Alternating sum of combinatorics

Question

I have tried to do this exercise using index degradation, using Newton's binomial, if you can give me some idea to solve this problem I will appreciate

Let $a,b\in\mathbb{Z}^+$ such that $${1999 \choose 0}-{1999 \choose 2}+{1999 \choose 4}-\dots-{1999 \choose 1998}=a^b$$ the question is to find the smallest value of $a+b$.

Answer 1

Visualization

I will first explain how to visualize the back propagation of Pascal's identity, just in case you haven't seen this method before. Let's look at these identities graphically on Pascal's triangle:

Pascal's identity: $$\binom{n}{k} = \binom{n-1}{k-1} + \binom{n-1}{k}$$

Whenever we see a number in Pascal's triangle, we know that it is the sum of the two numbers above it. For the purposes of this visualization, if you see a number inside the circle, it represents the multiplier of that particular binomial coefficient.

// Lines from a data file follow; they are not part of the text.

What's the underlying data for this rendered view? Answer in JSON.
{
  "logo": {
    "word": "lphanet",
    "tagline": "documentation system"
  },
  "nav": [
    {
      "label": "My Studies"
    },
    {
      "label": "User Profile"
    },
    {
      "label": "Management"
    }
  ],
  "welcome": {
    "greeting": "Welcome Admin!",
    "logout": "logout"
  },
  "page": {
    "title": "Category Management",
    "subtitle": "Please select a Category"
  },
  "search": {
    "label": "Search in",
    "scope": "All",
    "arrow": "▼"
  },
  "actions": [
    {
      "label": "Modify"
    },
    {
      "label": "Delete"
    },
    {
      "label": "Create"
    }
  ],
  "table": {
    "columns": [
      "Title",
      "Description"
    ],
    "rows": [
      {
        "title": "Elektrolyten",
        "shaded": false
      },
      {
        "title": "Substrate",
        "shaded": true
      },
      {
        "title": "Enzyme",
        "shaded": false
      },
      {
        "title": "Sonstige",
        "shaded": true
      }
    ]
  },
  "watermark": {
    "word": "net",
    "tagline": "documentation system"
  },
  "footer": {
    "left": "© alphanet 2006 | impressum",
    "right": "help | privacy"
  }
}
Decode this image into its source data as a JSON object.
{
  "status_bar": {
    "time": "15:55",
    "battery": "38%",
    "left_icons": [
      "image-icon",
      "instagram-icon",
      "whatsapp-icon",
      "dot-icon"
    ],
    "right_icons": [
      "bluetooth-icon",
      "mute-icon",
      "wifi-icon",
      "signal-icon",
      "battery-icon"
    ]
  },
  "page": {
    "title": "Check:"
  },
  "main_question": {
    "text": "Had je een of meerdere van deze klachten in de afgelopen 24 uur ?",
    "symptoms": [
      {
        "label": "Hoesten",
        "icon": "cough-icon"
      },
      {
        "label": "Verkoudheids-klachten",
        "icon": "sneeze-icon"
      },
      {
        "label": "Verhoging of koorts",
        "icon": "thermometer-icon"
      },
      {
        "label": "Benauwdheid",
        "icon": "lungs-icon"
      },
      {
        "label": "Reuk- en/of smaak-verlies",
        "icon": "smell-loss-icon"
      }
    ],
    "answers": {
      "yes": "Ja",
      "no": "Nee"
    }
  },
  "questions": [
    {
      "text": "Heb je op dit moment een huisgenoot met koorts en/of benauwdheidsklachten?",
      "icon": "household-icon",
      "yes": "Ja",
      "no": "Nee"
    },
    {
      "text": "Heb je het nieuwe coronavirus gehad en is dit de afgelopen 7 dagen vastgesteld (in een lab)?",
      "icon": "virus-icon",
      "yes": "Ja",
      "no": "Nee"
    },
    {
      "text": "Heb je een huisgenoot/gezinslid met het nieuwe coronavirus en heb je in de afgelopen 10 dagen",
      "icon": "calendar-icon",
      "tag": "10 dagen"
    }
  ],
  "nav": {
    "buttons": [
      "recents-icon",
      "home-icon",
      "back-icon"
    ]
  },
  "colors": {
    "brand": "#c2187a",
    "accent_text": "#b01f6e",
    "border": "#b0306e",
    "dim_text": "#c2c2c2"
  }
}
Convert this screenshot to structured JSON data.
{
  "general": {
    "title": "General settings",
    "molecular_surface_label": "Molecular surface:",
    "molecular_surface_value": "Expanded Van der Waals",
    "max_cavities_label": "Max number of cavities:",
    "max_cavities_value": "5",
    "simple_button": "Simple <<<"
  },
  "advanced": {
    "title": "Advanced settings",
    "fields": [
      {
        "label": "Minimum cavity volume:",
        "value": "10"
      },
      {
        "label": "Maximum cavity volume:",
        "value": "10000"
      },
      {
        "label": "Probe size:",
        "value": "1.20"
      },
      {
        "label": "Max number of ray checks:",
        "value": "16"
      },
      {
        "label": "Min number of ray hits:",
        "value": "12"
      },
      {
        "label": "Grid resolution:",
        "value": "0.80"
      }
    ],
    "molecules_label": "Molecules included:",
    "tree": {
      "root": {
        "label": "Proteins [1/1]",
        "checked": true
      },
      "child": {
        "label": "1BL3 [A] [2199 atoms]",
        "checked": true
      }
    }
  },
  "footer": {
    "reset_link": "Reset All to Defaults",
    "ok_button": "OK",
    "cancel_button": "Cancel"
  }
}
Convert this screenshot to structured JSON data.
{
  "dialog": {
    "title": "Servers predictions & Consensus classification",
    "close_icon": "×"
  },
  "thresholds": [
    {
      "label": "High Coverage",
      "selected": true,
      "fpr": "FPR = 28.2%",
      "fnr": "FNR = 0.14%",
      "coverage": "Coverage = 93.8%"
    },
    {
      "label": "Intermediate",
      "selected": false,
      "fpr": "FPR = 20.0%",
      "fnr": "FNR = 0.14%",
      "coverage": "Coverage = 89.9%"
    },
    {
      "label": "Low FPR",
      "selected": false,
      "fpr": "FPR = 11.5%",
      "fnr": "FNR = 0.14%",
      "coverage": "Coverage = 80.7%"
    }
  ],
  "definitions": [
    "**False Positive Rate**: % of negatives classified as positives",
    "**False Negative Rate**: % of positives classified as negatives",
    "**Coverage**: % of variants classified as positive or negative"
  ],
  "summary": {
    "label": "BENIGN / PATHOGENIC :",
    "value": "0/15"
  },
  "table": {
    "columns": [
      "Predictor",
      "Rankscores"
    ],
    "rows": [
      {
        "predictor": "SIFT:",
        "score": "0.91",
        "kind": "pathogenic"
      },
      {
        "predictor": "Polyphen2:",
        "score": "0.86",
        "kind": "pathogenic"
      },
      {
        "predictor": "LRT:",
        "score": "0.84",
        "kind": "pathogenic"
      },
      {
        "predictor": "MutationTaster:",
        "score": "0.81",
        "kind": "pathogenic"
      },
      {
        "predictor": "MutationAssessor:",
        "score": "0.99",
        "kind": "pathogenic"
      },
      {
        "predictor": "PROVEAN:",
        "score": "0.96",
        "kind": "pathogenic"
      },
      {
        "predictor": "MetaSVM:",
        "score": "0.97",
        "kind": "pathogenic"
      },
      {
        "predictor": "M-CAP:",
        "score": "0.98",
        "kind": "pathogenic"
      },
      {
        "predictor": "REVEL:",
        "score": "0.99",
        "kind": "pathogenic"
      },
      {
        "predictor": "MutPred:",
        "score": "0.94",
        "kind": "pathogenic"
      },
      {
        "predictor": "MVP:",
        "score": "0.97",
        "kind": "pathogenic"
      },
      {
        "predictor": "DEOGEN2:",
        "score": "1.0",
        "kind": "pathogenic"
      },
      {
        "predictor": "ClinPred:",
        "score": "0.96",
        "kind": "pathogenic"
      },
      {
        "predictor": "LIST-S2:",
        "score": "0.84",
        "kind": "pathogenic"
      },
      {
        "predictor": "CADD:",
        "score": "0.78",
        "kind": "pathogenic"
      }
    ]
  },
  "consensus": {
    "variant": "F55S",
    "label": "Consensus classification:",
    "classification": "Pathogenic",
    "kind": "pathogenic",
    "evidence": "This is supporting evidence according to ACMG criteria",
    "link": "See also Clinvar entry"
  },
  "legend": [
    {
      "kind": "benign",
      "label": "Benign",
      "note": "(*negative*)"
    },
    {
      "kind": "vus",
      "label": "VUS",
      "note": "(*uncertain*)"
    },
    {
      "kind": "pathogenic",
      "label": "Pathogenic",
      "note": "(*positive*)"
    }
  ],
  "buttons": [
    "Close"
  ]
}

Finally, don't forget that the triangle is symmetrical. Symmetric identity: $$\binom{n}{k} = \binom{n}{n-k}$$

Proof

Apply Pascal's identity. Notice that each row has the same sum. Just to make it easier to see, positive multipliers are green and negative multipliers are red.

Notice two patterns:

• Every time we back propagate two rows, the multiplier is doubled.
• (Remember also that due to the symmetric identity, it is valid to start from the right instead of the left.) If there are the same amount of green and red circles on a particular row, then the signs of the multipliers two rows back are flipped. So if the initial row started $+$, $-$, etc., then two rows back it will start $-$, $+$, etc.

So if we are trying to find:

$${1999 \choose 0}-{1999 \choose 2}+{1999 \choose 4}-\cdots-{1999 \choose 1998}$$

then we know this is equal to:

$$-4\left[{1995 \choose 0}-{1995 \choose 2}+{1995 \choose 4}-\dots-{1995 \choose 1994}\right]$$

which is equal to:

$$(-4)^2 \left[{1991 \choose 0}-{1991 \choose 2}+{1991 \choose 4}-\dots-{1991 \choose 1990}\right]$$

We can keep doing this until we get: $$(-4)^{499} \left[{3 \choose 0}-{3 \choose 2}\right]$$

which now becomes very easy to simplify to $2^{999}$.

Reflection

Try to see how this recursion pattern is parallel to the technique where you find the real part of $(1+i)^{1999}$ by converting $1+i$ to polar form and looking at the pattern when multiplying/dividing by $(1+i)^4$.

In my opinion, this proof is a little bit more obtuse and not as elegant as the $(1+i)^{1999}$ method, but I think there is value to knowing this technique. It is a fairly straightforward strategy without any need to invoke derivatives or constructing a counting proof, which makes it an excellent "last resort" or "brute force" strategy.